Guest conductors have taken him to Prague, Frankfurt am Main, Lübeck, Hanover and Leipzig. He rejected an invitation to the 1951 Music Olympiad in Salzburg. In 1952 he took part in the 1st International Music Congress as a guest of the Gesellschaft der Musikfreunde in Vienna. He became a juror at the Society's soloist competition. The Niederrheinische Chormusikfest in Mönchen-Gladbach appointed him to its honorary committee. Stieber was also a member of the Richard-Strauss-Gesellschaft and the Gesellschaft für Musikforschung. On behalf of the Leipzig Musikhochschule he carried out music-dramaturgical research on contemporary opera works. He was also active in the Commission for Music Theatre in the Association of Composers and Musicologists of the GDR, for which he also prepared expert opinions. Stieber was an honorary member of the International Association of Wagner Societies and the Hannoverschen Männer-Gesangs-Vereins.

He was also a fruitful composer. He dedicated his Zwiegespräch for violin and viola (1965) to the Soviet violin virtuoso David Oistrakh, who received the score personally during a concert in Halle. He composed his Violin Concerto in D Major for Saschko Gawriloff. He also dealt musically with the works of the sculptor Ernst Barlach. So he became a member of the Ernst Barlach Gesellschaft Hamburg and of the Barlach-Arbeitskreis of the Cultural Association of the GDR.

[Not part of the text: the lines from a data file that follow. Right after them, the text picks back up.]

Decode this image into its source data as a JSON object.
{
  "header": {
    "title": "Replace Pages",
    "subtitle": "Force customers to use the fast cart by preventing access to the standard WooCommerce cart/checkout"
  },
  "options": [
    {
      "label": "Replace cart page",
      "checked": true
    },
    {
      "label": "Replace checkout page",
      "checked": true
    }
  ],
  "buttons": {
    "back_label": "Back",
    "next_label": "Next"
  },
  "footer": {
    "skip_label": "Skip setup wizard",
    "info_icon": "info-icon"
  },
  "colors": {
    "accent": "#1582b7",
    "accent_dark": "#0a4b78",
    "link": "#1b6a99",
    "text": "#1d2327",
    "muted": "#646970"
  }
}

Stieber died in 1969 of pneumonia in Halle at the age of 83.

== Work ==
Stieber's works are stored in the Stieber Archive of the Stadtbibliothek Hannover and as partially indexed Nachlass (edited by Gert Richter) in the library of the foundation Handel House of the city of Halle.

To his body of compositions belong music-dramaturgical works such as operas, chamber operas und Singspiele, vocal music, including choral music, as well as orchestral and instrumental chamber music pieces. He was also the author of several stage plays.

== Prizes ==
- 1961: Art Prize of the City of Halle (on the occasion of his 1000-year anniversary).
- 1965: Handel Prize presented by the city of Halle.

== Hans Stieber Prize ==
Within the framework of the Hallische Musiktage, the "Hans Stieber Prize" was awarded posthumously from 1977 onwards at the suggestion of the Association of Composers and Musicologists of the GDR.